Insects, especially harmful insects, are a matter of course on every farm or garden. Some bugs are useful as they chase the bad bugs and deliver valuable pollination for plants. On the other hand, other pests pose a threat. Pests can damage the appearance of fruits and vegetables and make these products difficult or impossible to sell. Worse, some pest damage can kill a crop instantly.
Traditional farmers spray toxic pesticides in order to get rid of harmful pests. Organic farmers, however, use alternative strategies to reduce and control pests without the use of synthetic inputs. They are aware of the harmful effects of using toxic pesticides. Learning the science behind organic farming has been the goal of Ant & Garden pest control companies. This way, they can be able to come up with organic but effective means to control pest infestation.

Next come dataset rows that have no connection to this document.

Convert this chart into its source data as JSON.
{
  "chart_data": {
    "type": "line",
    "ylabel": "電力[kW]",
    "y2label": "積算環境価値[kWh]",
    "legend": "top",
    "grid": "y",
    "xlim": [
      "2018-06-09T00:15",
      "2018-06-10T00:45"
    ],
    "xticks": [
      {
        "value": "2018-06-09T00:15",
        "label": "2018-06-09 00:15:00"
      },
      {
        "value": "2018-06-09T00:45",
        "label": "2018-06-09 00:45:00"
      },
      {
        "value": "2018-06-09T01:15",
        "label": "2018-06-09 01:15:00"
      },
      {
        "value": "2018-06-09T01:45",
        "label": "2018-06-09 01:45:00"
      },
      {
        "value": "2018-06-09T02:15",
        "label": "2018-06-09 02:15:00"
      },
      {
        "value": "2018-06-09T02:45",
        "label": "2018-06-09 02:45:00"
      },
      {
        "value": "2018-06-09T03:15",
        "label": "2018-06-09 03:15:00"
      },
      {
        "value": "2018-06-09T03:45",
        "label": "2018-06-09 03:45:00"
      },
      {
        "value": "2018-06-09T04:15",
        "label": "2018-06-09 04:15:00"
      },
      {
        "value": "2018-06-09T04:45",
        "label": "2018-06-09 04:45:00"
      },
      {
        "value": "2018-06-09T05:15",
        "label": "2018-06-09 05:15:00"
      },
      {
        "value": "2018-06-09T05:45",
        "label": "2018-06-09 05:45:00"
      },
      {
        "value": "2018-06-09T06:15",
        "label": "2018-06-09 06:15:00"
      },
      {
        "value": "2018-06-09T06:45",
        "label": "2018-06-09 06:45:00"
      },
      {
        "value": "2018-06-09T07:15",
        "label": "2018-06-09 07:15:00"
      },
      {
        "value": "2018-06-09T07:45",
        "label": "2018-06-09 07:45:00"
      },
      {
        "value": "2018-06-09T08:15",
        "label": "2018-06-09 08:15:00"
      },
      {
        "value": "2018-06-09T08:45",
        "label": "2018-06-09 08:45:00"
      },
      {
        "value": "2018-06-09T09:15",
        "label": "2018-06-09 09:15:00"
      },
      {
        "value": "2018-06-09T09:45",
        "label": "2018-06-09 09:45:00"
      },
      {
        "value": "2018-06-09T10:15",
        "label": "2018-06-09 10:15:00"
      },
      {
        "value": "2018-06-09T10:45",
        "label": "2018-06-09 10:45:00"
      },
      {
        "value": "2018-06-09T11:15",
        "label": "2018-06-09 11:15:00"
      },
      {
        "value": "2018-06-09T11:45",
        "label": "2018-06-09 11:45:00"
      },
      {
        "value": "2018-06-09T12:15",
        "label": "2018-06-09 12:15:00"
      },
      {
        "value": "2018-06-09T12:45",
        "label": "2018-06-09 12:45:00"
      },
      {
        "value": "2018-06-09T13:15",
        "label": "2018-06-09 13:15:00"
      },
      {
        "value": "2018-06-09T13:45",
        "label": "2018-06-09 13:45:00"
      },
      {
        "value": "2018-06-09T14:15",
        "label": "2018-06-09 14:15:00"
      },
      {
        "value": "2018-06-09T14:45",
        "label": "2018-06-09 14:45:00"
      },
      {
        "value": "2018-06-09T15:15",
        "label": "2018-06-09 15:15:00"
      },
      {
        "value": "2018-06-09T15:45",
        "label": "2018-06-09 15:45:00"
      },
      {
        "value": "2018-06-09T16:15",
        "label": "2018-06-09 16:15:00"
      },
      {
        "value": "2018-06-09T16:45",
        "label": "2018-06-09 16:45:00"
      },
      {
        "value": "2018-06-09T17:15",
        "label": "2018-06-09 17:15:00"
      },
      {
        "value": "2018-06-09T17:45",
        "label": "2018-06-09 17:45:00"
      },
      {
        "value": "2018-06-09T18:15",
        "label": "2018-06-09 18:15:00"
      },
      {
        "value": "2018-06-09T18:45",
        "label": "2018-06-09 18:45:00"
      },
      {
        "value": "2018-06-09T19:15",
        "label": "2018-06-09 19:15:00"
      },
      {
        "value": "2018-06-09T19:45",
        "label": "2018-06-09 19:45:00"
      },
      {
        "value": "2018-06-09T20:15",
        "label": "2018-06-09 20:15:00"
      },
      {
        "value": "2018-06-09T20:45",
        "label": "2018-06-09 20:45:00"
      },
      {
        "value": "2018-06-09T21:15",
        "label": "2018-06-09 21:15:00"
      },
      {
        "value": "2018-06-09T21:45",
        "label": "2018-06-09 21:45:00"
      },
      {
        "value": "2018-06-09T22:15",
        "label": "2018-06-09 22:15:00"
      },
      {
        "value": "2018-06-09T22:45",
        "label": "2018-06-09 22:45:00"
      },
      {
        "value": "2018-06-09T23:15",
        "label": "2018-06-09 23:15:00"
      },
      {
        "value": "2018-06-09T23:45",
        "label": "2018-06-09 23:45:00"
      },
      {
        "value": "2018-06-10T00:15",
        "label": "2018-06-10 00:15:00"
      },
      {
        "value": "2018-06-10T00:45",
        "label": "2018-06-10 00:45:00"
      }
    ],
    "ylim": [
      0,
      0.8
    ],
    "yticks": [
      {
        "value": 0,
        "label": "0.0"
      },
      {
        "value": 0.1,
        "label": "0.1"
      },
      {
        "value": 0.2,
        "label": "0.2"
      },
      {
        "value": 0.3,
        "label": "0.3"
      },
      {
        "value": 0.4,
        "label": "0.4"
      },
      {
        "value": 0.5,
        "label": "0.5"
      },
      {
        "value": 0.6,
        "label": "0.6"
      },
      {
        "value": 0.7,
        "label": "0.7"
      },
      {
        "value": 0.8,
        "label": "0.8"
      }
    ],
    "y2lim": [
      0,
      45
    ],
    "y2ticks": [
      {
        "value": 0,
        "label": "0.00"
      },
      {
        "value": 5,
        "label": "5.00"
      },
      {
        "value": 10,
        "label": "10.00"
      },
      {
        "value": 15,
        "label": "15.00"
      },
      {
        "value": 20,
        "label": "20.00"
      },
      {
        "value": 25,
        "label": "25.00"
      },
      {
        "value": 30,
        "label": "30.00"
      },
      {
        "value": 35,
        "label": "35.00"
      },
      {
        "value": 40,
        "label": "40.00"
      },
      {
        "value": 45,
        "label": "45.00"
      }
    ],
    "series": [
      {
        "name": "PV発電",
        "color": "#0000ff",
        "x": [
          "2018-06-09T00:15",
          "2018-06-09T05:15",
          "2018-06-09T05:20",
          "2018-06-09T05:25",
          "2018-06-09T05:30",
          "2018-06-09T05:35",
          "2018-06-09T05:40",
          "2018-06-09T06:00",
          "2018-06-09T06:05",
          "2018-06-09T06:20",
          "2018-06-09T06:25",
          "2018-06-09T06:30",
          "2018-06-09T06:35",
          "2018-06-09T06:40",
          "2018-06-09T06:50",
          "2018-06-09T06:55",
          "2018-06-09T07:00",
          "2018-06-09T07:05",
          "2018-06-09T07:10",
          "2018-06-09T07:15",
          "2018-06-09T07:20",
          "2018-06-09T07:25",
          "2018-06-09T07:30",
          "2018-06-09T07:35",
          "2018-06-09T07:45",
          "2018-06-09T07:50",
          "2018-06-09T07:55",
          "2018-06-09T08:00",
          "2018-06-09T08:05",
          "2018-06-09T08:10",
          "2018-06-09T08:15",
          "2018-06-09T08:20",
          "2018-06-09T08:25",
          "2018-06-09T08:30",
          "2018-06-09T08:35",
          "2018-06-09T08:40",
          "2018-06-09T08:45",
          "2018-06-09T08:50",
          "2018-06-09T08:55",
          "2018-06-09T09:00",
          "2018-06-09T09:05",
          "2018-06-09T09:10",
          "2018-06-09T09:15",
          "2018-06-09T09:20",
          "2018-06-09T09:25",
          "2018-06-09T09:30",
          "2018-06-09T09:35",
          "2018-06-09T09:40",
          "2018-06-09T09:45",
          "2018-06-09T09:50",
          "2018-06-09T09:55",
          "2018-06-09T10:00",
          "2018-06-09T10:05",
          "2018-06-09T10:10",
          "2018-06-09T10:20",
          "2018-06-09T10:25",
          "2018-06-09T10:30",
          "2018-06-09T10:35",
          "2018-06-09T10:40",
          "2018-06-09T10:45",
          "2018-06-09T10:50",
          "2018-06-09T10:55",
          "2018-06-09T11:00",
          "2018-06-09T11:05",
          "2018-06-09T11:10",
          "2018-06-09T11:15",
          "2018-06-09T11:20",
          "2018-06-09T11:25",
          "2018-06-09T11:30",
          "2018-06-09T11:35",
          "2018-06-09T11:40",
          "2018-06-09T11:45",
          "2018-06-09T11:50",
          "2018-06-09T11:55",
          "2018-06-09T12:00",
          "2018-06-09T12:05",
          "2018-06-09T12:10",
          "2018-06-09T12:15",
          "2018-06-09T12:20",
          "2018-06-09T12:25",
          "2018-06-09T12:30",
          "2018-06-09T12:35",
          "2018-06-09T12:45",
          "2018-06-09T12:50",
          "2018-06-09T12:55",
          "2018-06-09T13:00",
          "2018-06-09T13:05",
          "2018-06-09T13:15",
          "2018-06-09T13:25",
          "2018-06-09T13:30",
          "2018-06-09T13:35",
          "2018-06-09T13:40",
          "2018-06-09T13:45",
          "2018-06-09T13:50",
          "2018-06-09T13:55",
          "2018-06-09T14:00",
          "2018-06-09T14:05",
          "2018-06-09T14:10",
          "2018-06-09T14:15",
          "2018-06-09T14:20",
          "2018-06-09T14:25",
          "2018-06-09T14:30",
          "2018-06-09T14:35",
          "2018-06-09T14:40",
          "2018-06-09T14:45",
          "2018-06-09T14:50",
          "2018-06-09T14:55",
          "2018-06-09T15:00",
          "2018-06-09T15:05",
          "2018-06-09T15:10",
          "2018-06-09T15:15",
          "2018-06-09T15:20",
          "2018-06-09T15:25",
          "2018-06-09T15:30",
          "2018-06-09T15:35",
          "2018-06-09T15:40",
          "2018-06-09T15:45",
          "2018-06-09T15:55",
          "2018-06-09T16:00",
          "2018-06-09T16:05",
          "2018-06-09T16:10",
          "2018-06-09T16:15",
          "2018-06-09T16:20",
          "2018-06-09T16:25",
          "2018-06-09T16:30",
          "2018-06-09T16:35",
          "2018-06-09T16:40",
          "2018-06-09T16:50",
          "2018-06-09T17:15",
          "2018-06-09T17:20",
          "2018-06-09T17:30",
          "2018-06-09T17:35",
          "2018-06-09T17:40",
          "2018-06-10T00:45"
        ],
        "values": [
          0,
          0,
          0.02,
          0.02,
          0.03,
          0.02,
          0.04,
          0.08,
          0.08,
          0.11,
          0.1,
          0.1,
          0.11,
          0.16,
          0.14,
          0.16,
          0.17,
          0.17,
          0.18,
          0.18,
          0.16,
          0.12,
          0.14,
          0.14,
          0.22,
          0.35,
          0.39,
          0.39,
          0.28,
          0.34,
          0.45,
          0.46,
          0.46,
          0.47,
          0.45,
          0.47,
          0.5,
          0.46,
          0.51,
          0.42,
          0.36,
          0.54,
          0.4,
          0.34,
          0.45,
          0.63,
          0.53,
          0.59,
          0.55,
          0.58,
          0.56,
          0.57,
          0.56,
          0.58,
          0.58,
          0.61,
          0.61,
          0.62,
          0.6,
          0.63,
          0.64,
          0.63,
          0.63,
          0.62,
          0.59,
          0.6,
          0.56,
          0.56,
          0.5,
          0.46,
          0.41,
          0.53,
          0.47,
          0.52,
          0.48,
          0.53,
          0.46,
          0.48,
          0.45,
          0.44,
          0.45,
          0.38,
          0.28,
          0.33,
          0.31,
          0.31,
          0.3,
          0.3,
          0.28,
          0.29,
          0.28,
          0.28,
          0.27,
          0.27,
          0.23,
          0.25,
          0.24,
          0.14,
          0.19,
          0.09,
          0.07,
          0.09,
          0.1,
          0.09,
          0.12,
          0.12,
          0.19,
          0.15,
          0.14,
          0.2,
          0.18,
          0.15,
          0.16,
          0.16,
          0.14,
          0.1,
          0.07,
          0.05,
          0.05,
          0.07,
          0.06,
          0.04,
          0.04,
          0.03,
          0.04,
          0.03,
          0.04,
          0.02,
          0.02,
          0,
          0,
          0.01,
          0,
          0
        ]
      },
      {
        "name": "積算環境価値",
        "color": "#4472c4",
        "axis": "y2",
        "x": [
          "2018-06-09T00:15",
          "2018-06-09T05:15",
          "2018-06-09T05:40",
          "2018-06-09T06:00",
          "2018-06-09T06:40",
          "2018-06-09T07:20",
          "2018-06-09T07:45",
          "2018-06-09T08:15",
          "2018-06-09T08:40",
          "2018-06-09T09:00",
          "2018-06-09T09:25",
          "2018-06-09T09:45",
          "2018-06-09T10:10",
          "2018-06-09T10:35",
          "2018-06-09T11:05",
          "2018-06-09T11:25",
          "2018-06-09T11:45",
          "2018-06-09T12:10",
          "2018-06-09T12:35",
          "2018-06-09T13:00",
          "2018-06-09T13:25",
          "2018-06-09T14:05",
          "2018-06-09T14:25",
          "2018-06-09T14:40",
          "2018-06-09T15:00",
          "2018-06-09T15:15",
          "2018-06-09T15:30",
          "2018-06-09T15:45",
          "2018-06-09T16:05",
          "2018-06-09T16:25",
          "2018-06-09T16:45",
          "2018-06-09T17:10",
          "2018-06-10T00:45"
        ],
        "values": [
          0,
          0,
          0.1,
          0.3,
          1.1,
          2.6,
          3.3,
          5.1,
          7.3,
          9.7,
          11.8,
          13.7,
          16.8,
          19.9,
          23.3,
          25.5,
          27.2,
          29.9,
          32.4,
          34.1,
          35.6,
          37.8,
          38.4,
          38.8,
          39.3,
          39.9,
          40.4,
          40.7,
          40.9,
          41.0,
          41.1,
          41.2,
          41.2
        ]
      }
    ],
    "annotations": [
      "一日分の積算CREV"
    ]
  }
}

The scientific strategies for pest control
The first line of defense is prevention. Healthy soil produces strong plants which are resistant to pest infestation. Farmers can stimulate populations of beneficial insects and natural predators like ladybugs. Other approaches include crop rotation and choice of pest-resistant plant varieties.
When insects become a serious problem, organic farmers can use pheromones to interrupt pest mating cycles. They can also use mechanical controls such as trapping. If all other means are exhausted and a farmer is faced with a potentially significant loss, targeted sprays of pesticides that are organic approved can be used. Widespread sprays of non-specific insect killers are always the last resort.
Scientific view: The effects of chemical pest control
Chemical pesticides pollute our air and water. In addition, they kill good bugs and insects, and they destroy biodiversity in ways that affect ecosystems across the farm. Organic pest management is a holistic approach. This has to be acknowledged by every farmer across the globe. Organic farmers implement a lot of strategies, including those that have been described above. This way, they help to reduce the use and impact of chemical pesticides and promote an agricultural system that works in harmony with nature. The result is lower costs, stronger plants, healthier wildlife, and a cleaner environment for everyone.